This year was the first year my family decided to do a “name exchange” for Christmas. We figured that rather than spend the weeks prior to celebrating the Lord’s birth frantically searching the stores hunting down something for each member of our ever-growing family, we could all perhaps benefit from having less to do and a bit more time to reflect on the advent of our King. Now that Christmas has come and gone, I can look back and say that yes, the name exchange definitely helped to simplify the preparations and it was perhaps one of the most enjoyable Decembers I’ve had in a long time. Although, I have to admit: there is one thing I am missing. Every Christmas since I can remember, the stack of gifts from my parents has included a wall calendar. Call me old-fashioned, but I still keep a calendar at-the-ready in our kitchen and rely on it to keep track of my (and my husband’s when he remembers to write them down) daily events. No gift from my mom this year = no calendar for me.

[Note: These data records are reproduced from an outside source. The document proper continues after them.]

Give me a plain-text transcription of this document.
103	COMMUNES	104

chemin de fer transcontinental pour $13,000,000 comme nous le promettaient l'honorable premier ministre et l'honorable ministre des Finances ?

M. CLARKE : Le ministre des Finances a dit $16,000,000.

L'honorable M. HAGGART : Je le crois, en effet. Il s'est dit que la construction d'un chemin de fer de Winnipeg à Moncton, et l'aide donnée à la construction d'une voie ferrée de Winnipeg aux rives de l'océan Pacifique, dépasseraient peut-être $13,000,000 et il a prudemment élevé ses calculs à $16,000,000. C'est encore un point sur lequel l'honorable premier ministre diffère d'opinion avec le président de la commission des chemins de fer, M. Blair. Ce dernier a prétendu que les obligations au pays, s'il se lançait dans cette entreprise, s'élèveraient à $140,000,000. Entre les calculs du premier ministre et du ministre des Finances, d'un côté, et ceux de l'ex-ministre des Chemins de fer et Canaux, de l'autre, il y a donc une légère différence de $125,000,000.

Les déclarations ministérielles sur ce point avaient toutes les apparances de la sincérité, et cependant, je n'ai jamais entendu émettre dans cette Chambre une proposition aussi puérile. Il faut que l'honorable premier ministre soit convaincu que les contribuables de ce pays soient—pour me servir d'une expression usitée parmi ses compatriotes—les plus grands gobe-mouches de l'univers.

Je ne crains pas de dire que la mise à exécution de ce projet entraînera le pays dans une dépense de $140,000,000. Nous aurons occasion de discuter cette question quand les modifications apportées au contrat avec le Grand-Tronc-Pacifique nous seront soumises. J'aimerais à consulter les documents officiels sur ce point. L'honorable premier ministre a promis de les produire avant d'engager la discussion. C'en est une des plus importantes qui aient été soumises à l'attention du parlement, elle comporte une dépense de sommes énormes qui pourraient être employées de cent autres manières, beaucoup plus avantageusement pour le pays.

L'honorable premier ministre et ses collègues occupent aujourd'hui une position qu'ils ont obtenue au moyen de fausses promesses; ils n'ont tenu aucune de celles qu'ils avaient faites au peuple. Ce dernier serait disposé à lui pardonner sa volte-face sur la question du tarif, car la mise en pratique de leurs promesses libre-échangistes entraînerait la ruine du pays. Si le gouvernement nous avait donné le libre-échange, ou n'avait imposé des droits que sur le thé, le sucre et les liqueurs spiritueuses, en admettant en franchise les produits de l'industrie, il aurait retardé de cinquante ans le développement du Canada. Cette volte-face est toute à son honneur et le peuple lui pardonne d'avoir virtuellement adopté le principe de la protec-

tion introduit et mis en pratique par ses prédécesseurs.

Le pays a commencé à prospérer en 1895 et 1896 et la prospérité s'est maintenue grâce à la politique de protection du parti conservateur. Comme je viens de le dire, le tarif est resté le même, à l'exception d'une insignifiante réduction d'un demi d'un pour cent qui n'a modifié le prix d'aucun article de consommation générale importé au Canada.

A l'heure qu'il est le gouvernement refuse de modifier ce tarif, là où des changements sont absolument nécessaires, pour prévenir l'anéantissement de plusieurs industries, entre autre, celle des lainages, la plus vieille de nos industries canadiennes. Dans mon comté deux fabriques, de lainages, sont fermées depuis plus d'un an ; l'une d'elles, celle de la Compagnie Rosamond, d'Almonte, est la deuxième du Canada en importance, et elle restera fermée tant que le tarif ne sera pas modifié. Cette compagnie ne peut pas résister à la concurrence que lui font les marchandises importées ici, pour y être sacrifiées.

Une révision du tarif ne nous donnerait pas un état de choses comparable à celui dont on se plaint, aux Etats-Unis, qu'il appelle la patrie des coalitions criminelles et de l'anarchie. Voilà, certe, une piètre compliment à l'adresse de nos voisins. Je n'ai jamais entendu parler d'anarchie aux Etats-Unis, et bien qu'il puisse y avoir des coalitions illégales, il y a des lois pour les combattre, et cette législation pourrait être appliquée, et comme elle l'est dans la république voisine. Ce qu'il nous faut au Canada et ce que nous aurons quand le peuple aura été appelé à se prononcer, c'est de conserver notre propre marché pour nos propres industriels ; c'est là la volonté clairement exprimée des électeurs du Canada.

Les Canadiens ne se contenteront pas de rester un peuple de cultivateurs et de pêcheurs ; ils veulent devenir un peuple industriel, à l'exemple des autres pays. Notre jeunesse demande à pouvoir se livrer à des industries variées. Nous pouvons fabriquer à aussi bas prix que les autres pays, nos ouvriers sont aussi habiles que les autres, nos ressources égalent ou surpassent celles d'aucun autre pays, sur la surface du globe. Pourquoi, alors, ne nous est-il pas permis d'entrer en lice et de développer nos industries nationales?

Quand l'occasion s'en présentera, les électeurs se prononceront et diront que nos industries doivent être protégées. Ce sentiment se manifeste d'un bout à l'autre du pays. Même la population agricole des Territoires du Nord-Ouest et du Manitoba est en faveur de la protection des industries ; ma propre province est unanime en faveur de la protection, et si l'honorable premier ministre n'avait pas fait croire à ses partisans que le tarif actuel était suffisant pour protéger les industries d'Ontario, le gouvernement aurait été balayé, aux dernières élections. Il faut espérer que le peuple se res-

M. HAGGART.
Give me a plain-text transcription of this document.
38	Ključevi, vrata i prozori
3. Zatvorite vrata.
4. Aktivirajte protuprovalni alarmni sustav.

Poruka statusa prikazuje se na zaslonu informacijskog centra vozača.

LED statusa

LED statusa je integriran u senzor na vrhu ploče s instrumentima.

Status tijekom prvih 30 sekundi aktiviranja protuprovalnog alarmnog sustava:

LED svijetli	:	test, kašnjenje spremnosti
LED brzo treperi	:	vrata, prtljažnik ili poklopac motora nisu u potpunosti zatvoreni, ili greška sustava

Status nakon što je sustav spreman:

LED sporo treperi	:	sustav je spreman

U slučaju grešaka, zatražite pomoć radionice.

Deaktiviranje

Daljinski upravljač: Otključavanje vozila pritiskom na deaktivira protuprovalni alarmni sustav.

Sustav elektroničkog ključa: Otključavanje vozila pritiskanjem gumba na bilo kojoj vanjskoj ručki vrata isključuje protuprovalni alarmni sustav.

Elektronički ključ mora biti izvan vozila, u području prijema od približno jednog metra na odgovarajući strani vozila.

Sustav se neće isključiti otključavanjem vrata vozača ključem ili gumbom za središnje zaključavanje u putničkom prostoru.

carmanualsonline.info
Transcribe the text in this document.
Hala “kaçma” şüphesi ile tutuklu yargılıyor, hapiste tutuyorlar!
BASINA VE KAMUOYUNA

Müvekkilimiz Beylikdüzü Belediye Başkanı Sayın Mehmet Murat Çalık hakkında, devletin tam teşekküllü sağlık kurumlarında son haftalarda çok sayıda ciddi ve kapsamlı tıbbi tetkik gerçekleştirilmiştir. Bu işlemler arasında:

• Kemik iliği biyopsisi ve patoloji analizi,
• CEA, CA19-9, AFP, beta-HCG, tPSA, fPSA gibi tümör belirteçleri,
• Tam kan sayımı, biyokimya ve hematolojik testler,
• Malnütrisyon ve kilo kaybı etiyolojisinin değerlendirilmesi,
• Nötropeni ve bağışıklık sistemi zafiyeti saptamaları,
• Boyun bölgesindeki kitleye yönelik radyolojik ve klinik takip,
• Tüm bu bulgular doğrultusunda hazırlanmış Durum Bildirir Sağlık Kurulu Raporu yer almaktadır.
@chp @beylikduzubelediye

This got me thinking: besides that desire to have the illusion of control over our daily happenings and plans, what is it about a brand new calendar, with stark white pages and unaltered margins that thrills me so? I can remember opening this gift at Christmas (we all knew what it was due to the thin square-shape of the package) and anxiously copying over all of our family members’ (and pets'!) birthdays, marking the last and first day of school, circling major holidays…what an odd thing for a ten-year old to get excited about! And now, at the ripe age of thirty, I feel oddly similar. There is something about starting a new year, something about looking at all of those open, empty days – days that are just waiting to be lived – that I find exhilarating. I have never been one to make “resolutions” per say but there are a few aspects of my personal life in which I would love to see improvement over the next twelve months (spending more time in the Word, enjoying more frequent “dates” with my husband, developing more patience and diligence when disciplining my daughters…) and hopefully, with the help of God, I will achieve these goals. I think an appropriate term to describe this feeling regarding the New Year might be “fresh” or “renewed”. And that’s when the following passage entered my mind:
Therefore, we do not lose heart. Though outwardly we are wasting away, yet inwardly we are being renewed day by day. For our light and momentary troubles are achieving for us an eternal glory that far outweighs them all. So we fix our eyes not on what is seen, but on what is unseen. For what is seen is temporary, but what is unseen is eternal.
~ II Corinthians 4:16-18
Yes, that is it! We do not need to wait until the turning of a calendar page or the start of a new one to feel this way. For the Bible tells us in these verses that in Christ, we are all being renewed day by day! I had stumbled across this Scripture verse this year and haven’t been able to put it aside ever since. In this world of sin (which seems to be getting ever more sinful as time goes on) it is hard not to feel as though we are “wasting away” and therefore, losing heart. But this verse can (and should) serve as a reminder to all of us that we have a fresh start through Christ every single day He chooses to grant us with on this earth. What a comforting thought!
I will most likely wind up breaking down this week and purchasing a calendar at a next-to-nothing price and again hang it on the nail that patiently waits in our kitchen. But perhaps I’ll just have to scribble this verse into the margins on every page as a reminder not to wait until December 31st of this year to feel “renewed”. For I know that I will rush through days without spending time in the Word, find myself too busy to connect with my husband, and probably lose my temper when disciplining my girlies. But I will take heart knowing that I can wake up renewed and ready to start again each day.